The Yamato spirit certainly had its limitations. By mid-August, Tokyo’s sewage system had become a serious problem; the fuel shortage was the direct cause of this catastrophe. It was estimated that on average 315,000 gallons of human waste were created daily by the city’s more than one million households. Flush toilets were still rare, and most of the waste had to be carried out to rural communities for composting. In ordinary times, this was done with motor vehicles. Now that fuel was an issue, the more than three hundred night-soil men had to improvise with bicycle-drawn carts and boats, though it was becoming abundantly clear that demand for this service far outpaced supply. The city’s public welfare division was inundated with complaints, but frustrated with bureaucratic inertia, disgruntled citizens started appealing to the mayor’s wife directly. On August 16, an article entitled “What to Do with Excrement?” appeared in the newspaper Kokumin Shimbun, explaining that the city government had convened an emergency meeting to deal with the malodorous situation. No definitive solution was found.
Besides, the wife of the mayor was not the best person for hapless citizens to approach, as Mayor Okubo Tomejiro was a powerful thug with concerns other than solving Tokyo’s sewage problem. He was a former Home Ministry bureaucrat who once served as the divisional chief of the notorious Special Higher Police, leading the ministry’s aggressive, large-scale persecution of communists—or simply suspected communists—in the 1920s. Kafu noted that Okubo was rumored to have blackmailed the major literary journal Chuo Koron, claiming he could deflect a possible defamatory lawsuit against it and extorting 5,000 yen from the publisher (for comparison, a public primary school superintendent in suburban Tokyo made 145 yen a month).
ON SEPTEMBER 3, Ambassador Nomura received an official U.S. communication regarding Konoe’s request for a summit. The president, now echoing Hull, said he could not agree to a meeting without having negotiated and secured a prior understanding on the matters to be settled, though he was still favorable to a conference. That this was a deliberate tactic to delay any constructive efforts to reach peace (as some have inferred from Roosevelt’s comment to Churchill in Placentia Bay that he could “baby” Japan for another three months) is uncertain. But Konoe took heart when Roosevelt said, “I am very desirous of collaborating with you in efforts to make these principles effective in practice.”
Though the countries they led were fundamentally different, Konoe and Roosevelt themselves shared a fair number of personality traits. Both were averse to personal confrontation and surrounded themselves with advisers who held diverging and often outright contradictory opinions. In Konoe’s case, they ranged from Marxists to ultranationalists; in Roosevelt’s case, they ranged from interventionists to Europhobes. The two highborn leaders were equally guarded about their innermost thoughts, even in cabinet meetings, and were difficult to pin down for that reason. But at the same time, their most basic worldviews (Konoe’s one of revisionist Japanese chauvinism, and Roosevelt’s a Wilsonian liberal internationalism) remained surprisingly consistent.

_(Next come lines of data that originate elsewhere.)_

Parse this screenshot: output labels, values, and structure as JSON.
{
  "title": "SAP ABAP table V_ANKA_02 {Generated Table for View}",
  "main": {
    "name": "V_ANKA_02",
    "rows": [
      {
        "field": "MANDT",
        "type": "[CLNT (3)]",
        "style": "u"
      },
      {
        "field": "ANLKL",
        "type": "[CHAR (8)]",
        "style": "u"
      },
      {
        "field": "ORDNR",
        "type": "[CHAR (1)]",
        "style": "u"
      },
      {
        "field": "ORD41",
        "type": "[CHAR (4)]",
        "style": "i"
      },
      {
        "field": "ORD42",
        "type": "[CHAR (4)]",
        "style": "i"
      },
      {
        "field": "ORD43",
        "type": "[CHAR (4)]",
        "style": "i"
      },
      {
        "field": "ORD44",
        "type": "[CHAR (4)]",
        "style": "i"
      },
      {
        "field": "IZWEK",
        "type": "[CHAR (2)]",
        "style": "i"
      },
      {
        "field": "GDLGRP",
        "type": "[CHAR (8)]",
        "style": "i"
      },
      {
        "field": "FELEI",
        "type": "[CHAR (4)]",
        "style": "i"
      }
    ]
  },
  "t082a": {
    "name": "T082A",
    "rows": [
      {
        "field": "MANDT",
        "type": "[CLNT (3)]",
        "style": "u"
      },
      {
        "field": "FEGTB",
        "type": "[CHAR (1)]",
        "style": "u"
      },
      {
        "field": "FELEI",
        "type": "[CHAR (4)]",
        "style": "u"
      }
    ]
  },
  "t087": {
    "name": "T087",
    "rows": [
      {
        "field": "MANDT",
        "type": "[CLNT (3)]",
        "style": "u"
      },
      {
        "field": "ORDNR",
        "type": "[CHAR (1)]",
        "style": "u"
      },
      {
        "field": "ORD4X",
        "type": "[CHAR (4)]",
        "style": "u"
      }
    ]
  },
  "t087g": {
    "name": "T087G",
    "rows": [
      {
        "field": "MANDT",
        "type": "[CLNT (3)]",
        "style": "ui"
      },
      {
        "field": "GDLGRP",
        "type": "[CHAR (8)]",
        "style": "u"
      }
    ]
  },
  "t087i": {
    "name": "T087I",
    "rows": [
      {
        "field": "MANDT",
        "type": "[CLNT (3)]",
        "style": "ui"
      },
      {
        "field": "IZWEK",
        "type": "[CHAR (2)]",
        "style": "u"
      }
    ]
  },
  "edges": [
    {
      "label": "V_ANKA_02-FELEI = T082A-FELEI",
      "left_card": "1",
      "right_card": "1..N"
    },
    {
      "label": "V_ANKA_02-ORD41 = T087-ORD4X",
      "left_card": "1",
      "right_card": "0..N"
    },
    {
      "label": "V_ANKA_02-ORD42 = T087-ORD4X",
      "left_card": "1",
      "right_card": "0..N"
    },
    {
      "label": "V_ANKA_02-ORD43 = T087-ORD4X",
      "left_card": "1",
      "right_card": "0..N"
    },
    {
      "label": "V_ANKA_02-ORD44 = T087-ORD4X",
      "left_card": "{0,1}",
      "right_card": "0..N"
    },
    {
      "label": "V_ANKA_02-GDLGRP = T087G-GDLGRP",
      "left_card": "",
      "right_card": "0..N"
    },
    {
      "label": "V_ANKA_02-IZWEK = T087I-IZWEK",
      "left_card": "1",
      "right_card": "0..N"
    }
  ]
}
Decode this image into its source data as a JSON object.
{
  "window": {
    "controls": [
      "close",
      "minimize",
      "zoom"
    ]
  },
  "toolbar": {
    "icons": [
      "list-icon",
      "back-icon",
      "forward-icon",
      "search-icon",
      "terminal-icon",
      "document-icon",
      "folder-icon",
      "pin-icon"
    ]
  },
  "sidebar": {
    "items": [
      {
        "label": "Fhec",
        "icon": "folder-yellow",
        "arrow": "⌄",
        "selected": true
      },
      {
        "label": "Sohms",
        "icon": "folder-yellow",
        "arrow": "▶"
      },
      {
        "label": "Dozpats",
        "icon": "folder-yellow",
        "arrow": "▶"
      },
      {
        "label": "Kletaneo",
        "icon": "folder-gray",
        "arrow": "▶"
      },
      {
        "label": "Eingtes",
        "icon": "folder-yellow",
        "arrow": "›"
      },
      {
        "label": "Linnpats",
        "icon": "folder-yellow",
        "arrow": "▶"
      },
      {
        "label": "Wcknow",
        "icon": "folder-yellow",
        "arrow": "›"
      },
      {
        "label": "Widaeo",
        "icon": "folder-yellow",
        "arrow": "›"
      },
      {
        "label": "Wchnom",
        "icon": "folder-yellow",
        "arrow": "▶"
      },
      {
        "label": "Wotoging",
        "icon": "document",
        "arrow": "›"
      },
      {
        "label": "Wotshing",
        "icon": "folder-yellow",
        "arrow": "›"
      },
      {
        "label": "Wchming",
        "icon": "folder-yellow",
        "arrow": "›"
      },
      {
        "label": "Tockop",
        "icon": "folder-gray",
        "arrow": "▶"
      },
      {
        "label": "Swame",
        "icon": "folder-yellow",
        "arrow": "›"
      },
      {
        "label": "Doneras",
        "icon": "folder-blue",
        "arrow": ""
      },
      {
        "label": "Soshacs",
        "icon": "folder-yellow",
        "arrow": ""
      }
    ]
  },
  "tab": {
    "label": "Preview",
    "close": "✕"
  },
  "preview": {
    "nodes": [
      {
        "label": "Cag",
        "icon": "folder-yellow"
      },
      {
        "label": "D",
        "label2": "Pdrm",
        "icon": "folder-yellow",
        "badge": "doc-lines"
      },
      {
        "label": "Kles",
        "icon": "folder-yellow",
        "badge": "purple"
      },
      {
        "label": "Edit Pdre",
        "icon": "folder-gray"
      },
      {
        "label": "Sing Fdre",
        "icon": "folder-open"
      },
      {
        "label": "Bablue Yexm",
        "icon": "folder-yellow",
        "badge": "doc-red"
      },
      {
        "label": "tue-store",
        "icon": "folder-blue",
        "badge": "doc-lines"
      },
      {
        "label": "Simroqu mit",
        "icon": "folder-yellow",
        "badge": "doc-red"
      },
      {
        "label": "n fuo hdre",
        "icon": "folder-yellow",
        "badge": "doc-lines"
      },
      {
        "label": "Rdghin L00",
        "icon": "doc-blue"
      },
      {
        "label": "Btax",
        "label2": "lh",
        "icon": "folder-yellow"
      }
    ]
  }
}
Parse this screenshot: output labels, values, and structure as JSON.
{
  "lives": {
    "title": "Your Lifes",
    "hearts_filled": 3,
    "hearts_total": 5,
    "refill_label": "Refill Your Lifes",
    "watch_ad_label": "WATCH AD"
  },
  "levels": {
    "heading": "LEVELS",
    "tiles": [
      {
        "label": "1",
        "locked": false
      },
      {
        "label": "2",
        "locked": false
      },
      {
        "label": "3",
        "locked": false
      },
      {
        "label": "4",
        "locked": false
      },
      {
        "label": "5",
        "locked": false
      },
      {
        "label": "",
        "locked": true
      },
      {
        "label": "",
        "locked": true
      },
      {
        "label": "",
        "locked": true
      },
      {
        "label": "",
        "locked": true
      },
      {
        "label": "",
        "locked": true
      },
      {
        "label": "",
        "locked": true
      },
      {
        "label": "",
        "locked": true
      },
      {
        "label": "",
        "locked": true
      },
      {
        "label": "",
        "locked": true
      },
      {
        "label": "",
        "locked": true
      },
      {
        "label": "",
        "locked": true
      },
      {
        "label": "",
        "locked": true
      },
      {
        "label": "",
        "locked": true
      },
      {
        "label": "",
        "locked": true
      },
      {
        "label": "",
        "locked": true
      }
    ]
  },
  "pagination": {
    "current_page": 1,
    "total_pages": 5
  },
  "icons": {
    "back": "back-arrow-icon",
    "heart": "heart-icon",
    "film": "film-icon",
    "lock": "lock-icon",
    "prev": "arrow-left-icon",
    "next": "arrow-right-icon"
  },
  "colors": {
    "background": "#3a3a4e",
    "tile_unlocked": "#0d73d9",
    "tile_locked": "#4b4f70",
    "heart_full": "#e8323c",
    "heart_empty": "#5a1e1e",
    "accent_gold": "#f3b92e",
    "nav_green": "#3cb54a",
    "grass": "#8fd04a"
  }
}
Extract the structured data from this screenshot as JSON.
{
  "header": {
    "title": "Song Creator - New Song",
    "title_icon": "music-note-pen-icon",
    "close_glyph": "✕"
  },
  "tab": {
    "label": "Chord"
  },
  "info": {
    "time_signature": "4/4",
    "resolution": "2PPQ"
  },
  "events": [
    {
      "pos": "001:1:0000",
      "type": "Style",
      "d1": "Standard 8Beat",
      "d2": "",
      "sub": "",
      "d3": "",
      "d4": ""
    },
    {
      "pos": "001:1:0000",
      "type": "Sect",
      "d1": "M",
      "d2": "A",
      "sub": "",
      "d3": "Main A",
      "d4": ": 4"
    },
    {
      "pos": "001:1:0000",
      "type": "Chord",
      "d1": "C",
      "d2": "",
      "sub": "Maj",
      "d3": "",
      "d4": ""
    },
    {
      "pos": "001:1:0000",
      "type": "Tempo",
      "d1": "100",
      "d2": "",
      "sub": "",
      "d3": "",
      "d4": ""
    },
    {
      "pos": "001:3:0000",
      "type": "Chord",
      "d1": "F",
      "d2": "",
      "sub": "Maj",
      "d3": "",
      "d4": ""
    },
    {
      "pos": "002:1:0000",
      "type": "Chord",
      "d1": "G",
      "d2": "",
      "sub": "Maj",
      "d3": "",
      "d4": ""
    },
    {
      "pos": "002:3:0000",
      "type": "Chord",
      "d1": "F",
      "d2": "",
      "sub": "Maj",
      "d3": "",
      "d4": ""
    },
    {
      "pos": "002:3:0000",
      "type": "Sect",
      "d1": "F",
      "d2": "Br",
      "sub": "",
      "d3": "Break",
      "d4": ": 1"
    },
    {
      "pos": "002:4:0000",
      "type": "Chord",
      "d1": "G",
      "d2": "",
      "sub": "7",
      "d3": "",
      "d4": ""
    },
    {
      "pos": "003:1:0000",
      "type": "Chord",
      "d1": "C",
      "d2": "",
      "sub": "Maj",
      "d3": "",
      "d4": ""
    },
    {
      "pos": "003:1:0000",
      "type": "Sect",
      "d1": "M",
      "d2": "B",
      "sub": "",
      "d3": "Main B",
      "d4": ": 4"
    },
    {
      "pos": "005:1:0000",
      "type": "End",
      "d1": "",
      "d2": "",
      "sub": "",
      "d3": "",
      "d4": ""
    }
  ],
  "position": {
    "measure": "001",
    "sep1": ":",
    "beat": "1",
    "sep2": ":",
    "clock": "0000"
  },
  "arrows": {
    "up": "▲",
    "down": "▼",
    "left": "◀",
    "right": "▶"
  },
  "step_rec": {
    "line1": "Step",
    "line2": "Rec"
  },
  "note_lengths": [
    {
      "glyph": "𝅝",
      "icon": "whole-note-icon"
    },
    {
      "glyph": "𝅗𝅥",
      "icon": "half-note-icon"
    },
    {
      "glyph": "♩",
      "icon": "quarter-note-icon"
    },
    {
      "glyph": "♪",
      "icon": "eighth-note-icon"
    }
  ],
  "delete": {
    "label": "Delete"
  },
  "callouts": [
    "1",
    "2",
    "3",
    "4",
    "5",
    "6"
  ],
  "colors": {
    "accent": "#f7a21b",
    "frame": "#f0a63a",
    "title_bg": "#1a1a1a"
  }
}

What made Roosevelt a far superior statesman, however, was that even in the face of conflicting advice, and even while incorporating seemingly contradictory ideas in his policies (from which he had to backtrack from time to time), he held on to his excellent instinct and judgment about what was politically practicable and cautiously but determinedly pursued it. Konoe had a very delicate situation to deal with domestically, but so did Roosevelt, who had to persuade Congress, consider public opinion, and navigate bureaucratic constraints. Konoe woefully lacked Roosevelt’s staying power and sense of priority, and since his lofty social status ensured that he could, he was too willing to blame his failure on others. The New York Times correspondent Otto Tolischus accurately grasped the root cause of Konoe’s lack of persistence, as well as his strange magnetism, in his August 3, 1941, profile of the Japanese premier. “As head of the second noblest family in the land,” he wrote, “[Konoe] is above personal ambitions and the Premiership is rather a step down than an elevation for him.” And despite his chronic habit of disappointing his supporters, he would continue to be supported because he gave off an aura of someone who had to be protected, advised, and sympathized with—Japan’s second emperor.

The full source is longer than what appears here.